The Mouse and the Lion

The Mouse and the Lion – Aesop’s Tale

When we were growing up, most of us heard or read Aesop’s tale of The Mouse and the Lion.  Versions of the story vary between a man (Androcles) or a mouse pulling a thorn from a Lion’s paw.  The lion is in such pain that he goes to extremes to take care of the mouse after the thorn is removed.  In veterinary medicine, sometimes we get to play the role of the mouse.

Once upon a time, we had Lexi, a mix breed dog, present to us with a bleeding paw after running in a field.  After a brief exam it was determined there was a wound on the underside of her paw.  During the examination of the paw we found a stick lodged in her paw.  The stick was so long it was pushing up on the skin on top of her foot, just short of going completely through.  Due to her high level of discomfort, Lexi was anesthetized to remove the stick.  Using forceps, Dr Barta carefully removed the stick via the entrance wound.  The stick was a half centimeter in diameter and 5 centimeters long (about the same length as a pink eraser).
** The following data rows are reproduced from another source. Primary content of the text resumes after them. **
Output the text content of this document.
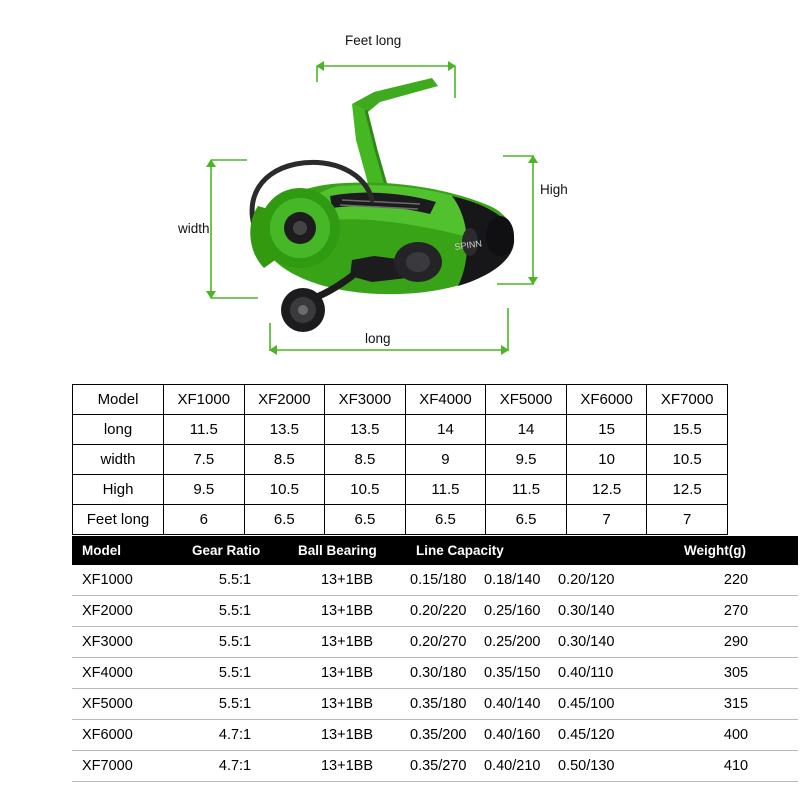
SPINN
Feet long
High
width
long
Model	XF1000	XF2000	XF3000	XF4000	XF5000	XF6000	XF7000
long	11.5	13.5	13.5	14	14	15	15.5
width	7.5	8.5	8.5	9	9.5	10	10.5
High	9.5	10.5	10.5	11.5	11.5	12.5	12.5
Feet long	6	6.5	6.5	6.5	6.5	7	7
Model	Gear Ratio	Ball Bearing	Line Capacity	Weight(g)
XF1000	5.5:1	13+1BB	0.15/180 0.18/140 0.20/120	220
XF2000	5.5:1	13+1BB	0.20/220 0.25/160 0.30/140	270
XF3000	5.5:1	13+1BB	0.20/270 0.25/200 0.30/140	290
XF4000	5.5:1	13+1BB	0.30/180 0.35/150 0.40/110	305
XF5000	5.5:1	13+1BB	0.35/180 0.40/140 0.45/100	315
XF6000	4.7:1	13+1BB	0.35/200 0.40/160 0.45/120	400
XF7000	4.7:1	13+1BB	0.35/270 0.40/210 0.50/130	410
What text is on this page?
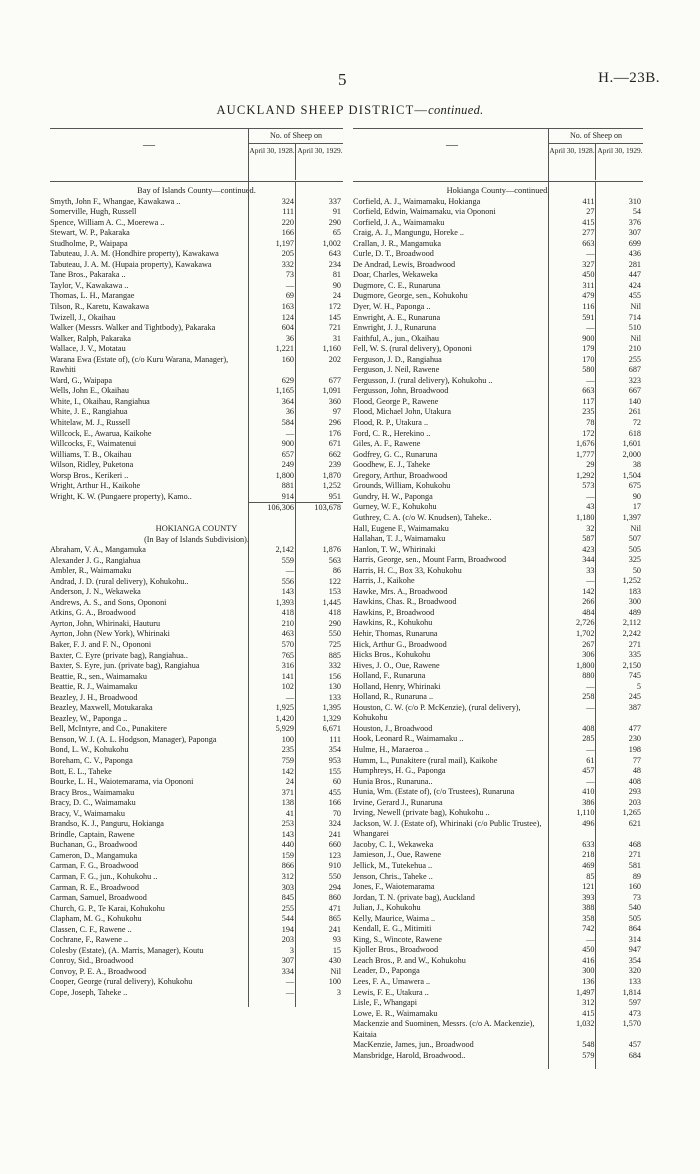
5	H.—23B.
AUCKLAND SHEEP DISTRICT—continued.
—
No. of Sheep on
April 30, 1928. April 30, 1929.
Bay of Islands County—continued.
Smyth, John F., Whangae, Kawakawa ..	324	337
Somerville, Hugh, Russell	111	91
Spence, William A. C., Moerewa ..	220	290
Stewart, W. P., Pakaraka	166	65
Studholme, P., Waipapa	1,197	1,002
Tabuteau, J. A. M. (Hondhire property), Kawakawa	205	643
Tabuteau, J. A. M. (Hupaia property), Kawakawa	332	234
Tane Bros., Pakaraka ..	73	81
Taylor, V., Kawakawa ..	—	90
Thomas, L. H., Marangae	69	24
Tilson, R., Karetu, Kawakawa	163	172
Twizell, J., Okaihau	124	145
Walker (Messrs. Walker and Tightbody), Pakaraka	604	721
Walker, Ralph, Pakaraka	36	31
Wallace, J. V., Motatau	1,221	1,160
Warana Ewa (Estate of), (c/o Kuru Warana, Manager), Rawhiti
160	202
Ward, G., Waipapa	629	677
Wells, John E., Okaihau	1,165	1,091
White, I., Okaihau, Rangiahua	364	360
White, J. E., Rangiahua	36	97
Whitelaw, M. J., Russell	584	296
Willcock, E., Awarua, Kaikohe	—	176
Willcocks, F., Waimatenui	900	671
Williams, T. B., Okaihau	657	662
Wilson, Ridley, Puketona	249	239
Worsp Bros., Kerikeri ..	1,800	1,870
Wright, Arthur H., Kaikohe	881	1,252
Wright, K. W. (Pungaere property), Kamo..	914	951
106,306	103,678
HOKIANGA COUNTY
(In Bay of Islands Subdivision).
Abraham, V. A., Mangamuka	2,142	1,876
Alexander J. G., Rangiahua	559	563
Ambler, R., Waimamaku	—	86
Andrad, J. D. (rural delivery), Kohukohu..	556	122
Anderson, J. N., Wekaweka	143	153
Andrews, A. S., and Sons, Opononi	1,393	1,445
Atkins, G. A., Broadwood	418	418
Ayrton, John, Whirinaki, Hauturu	210	290
Ayrton, John (New York), Whirinaki	463	550
Baker, F. J. and F. N., Opononi	570	725
Baxter, C. Eyre (private bag), Rangiahua..	765	885
Baxter, S. Eyre, jun. (private bag), Rangiahua	316	332
Beattie, R., sen., Waimamaku	141	156
Beattie, R. J., Waimamaku	102	130
Beazley, J. H., Broadwood	—	133
Beazley, Maxwell, Motukaraka	1,925	1,395
Beazley, W., Paponga ..	1,420	1,329
Bell, McIntyre, and Co., Punakitere	5,929	6,671
Benson, W. J. (A. L. Hodgson, Manager), Paponga	100	111
Bond, L. W., Kohukohu	235	354
Boreham, C. V., Paponga	759	953
Bott, E. L., Taheke	142	155
Bourke, L. H., Waiotemarama, via Opononi	24	60
Bracy Bros., Waimamaku	371	455
Bracy, D. C., Waimamaku	138	166
Bracy, V., Waimamaku	41	70
Brandso, K. J., Panguru, Hokianga	253	324
Brindle, Captain, Rawene	143	241
Buchanan, G., Broadwood	440	660
Cameron, D., Mangamuka	159	123
Carman, F. G., Broadwood	866	910
Carman, F. G., jun., Kohukohu ..	312	550
Carman, R. E., Broadwood	303	294
Carman, Samuel, Broadwood	845	860
Church, G. P., Te Karai, Kohukohu	255	471
Clapham, M. G., Kohukohu	544	865
Classen, C. F., Rawene ..	194	241
Cochrane, F., Rawene ..	203	93
Colesby (Estate), (A. Marris, Manager), Koutu	3	15
Conroy, Sid., Broadwood	307	430
Convoy, P. E. A., Broadwood	334	Nil
Cooper, George (rural delivery), Kohukohu	—	100
Cope, Joseph, Taheke ..	—	3
—
No. of Sheep on
April 30, 1928. April 30, 1929.
Hokianga County—continued.
Corfield, A. J., Waimamaku, Hokianga	411	310
Corfield, Edwin, Waimamaku, via Opononi	27	54
Corfield, J. A., Waimamaku	415	376
Craig, A. J., Mangungu, Horeke ..	277	307
Crallan, J. R., Mangamuka	663	699
Curle, D. T., Broadwood	—	436
De Andrad, Lewis, Broadwood	327	281
Doar, Charles, Wekaweka	450	447
Dugmore, C. E., Runaruna	311	424
Dugmore, George, sen., Kohukohu	479	455
Dyer, W. H., Paponga ..	116	Nil
Enwright, A. E., Runaruna	591	714
Enwright, J. J., Runaruna	—	510
Faithful, A., jun., Okaihau	900	Nil
Fell, W. S. (rural delivery), Opononi	179	210
Ferguson, J. D., Rangiahua	170	255
Ferguson, J. Neil, Rawene	580	687
Fergusson, J. (rural delivery), Kohukohu ..	—	323
Fergusson, John, Broadwood	663	667
Flood, George P., Rawene	117	140
Flood, Michael John, Utakura	235	261
Flood, R. P., Utakura ..	78	72
Ford, C. R., Herekino ..	172	618
Giles, A. F., Rawene	1,676	1,601
Godfrey, G. C., Runaruna	1,777	2,000
Goodhew, E. J., Taheke	29	38
Gregory, Arthur, Broadwood	1,292	1,504
Grounds, William, Kohukohu	573	675
Gundry, H. W., Paponga	—	90
Gurney, W. F., Kohukohu	43	17
Guthrey, C. A. (c/o W. Knudsen), Taheke..	1,180	1,397
Hall, Eugene F., Waimamaku	32	Nil
Hallahan, T. J., Waimamaku	587	507
Hanlon, T. W., Whirinaki	423	505
Harris, George, sen., Mount Farm, Broadwood	344	325
Harris, H. C., Box 33, Kohukohu	33	50
Harris, J., Kaikohe	—	1,252
Hawke, Mrs. A., Broadwood	142	183
Hawkins, Chas. R., Broadwood	266	300
Hawkins, P., Broadwood	484	489
Hawkins, R., Kohukohu	2,726	2,112
Hehir, Thomas, Runaruna	1,702	2,242
Hick, Arthur G., Broadwood	267	271
Hicks Bros., Kohukohu	306	335
Hives, J. O., Oue, Rawene	1,800	2,150
Holland, F., Runaruna	880	745
Holland, Henry, Whirinaki	—	5
Holland, R., Runaruna ..	258	245
Houston, C. W. (c/o P. McKenzie), (rural delivery), Kohukohu
—	387
Houston, J., Broadwood	408	477
Hook, Leonard R., Waimamaku ..	285	230
Hulme, H., Maraeroa ..	—	198
Humm, L., Punakitere (rural mail), Kaikohe	61	77
Humphreys, H. G., Paponga	457	48
Hunia Bros., Runaruna..	—	408
Hunia, Wm. (Estate of), (c/o Trustees), Runaruna	410	293
Irvine, Gerard J., Runaruna	386	203
Irving, Newell (private bag), Kohukohu ..	1,110	1,265
Jackson, W. J. (Estate of), Whirinaki (c/o Public Trustee), Whangarei
496	621
Jacoby, C. I., Wekaweka	633	468
Jamieson, J., Oue, Rawene	218	271
Jellick, M., Tutekehua ..	469	581
Jenson, Chris., Taheke ..	85	89
Jones, F., Waiotemarama	121	160
Jordan, T. N. (private bag), Auckland	393	73
Julian, J., Kohukohu	388	540
Kelly, Maurice, Waima ..	358	505
Kendall, E. G., Mitimiti	742	864
King, S., Wincote, Rawene	—	314
Kjoller Bros., Broadwood	450	947
Leach Bros., P. and W., Kohukohu	416	354
Leader, D., Paponga	300	320
Lees, F. A., Umawera ..	136	133
Lewis, F. E., Utakura ..	1,497	1,814
Lisle, F., Whangapi	312	597
Lowe, E. R., Waimamaku	415	473
Mackenzie and Suominen, Messrs. (c/o A. Mackenzie), Kaitaia
1,032	1,570
MacKenzie, James, jun., Broadwood	548	457
Mansbridge, Harold, Broadwood..	579	684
Lexi’s wound was thoroughly cleaned, flushed and treated with cold laser therapy.  She was sent home with a bandage on her paw, oral antibiotics and pain medication.  After only 6 days of wearing her bandage the wound looked great and the bandage was no longer needed.

Our second lion in our series is Duke.  While Duke was visiting family he began limping on his right rear leg.  His owner thought he could feel a stick in his paw.  During the exam we found a wound on the underside of the paw.  Unlike the stick in Lexi’s paw, this object was thin enough to move – making isolation difficult.  Using a local anesthetic, Dr Barta was able to make a small incision and pull a thorn out.  The thorn was about an inch long, but very slender.  Duke went home with antibiotics and recovered well.

It is not often that veterinary medicine can be compared to a classic fable, but in these cases, we were able to play “hero” and save the day.  Our patients felt the relief of the thorn being removed just as the lion did.  They may not feel the same affection towards us as the lion felt toward the mouse but seeing our patients leave our office feeling better is all we can ask for!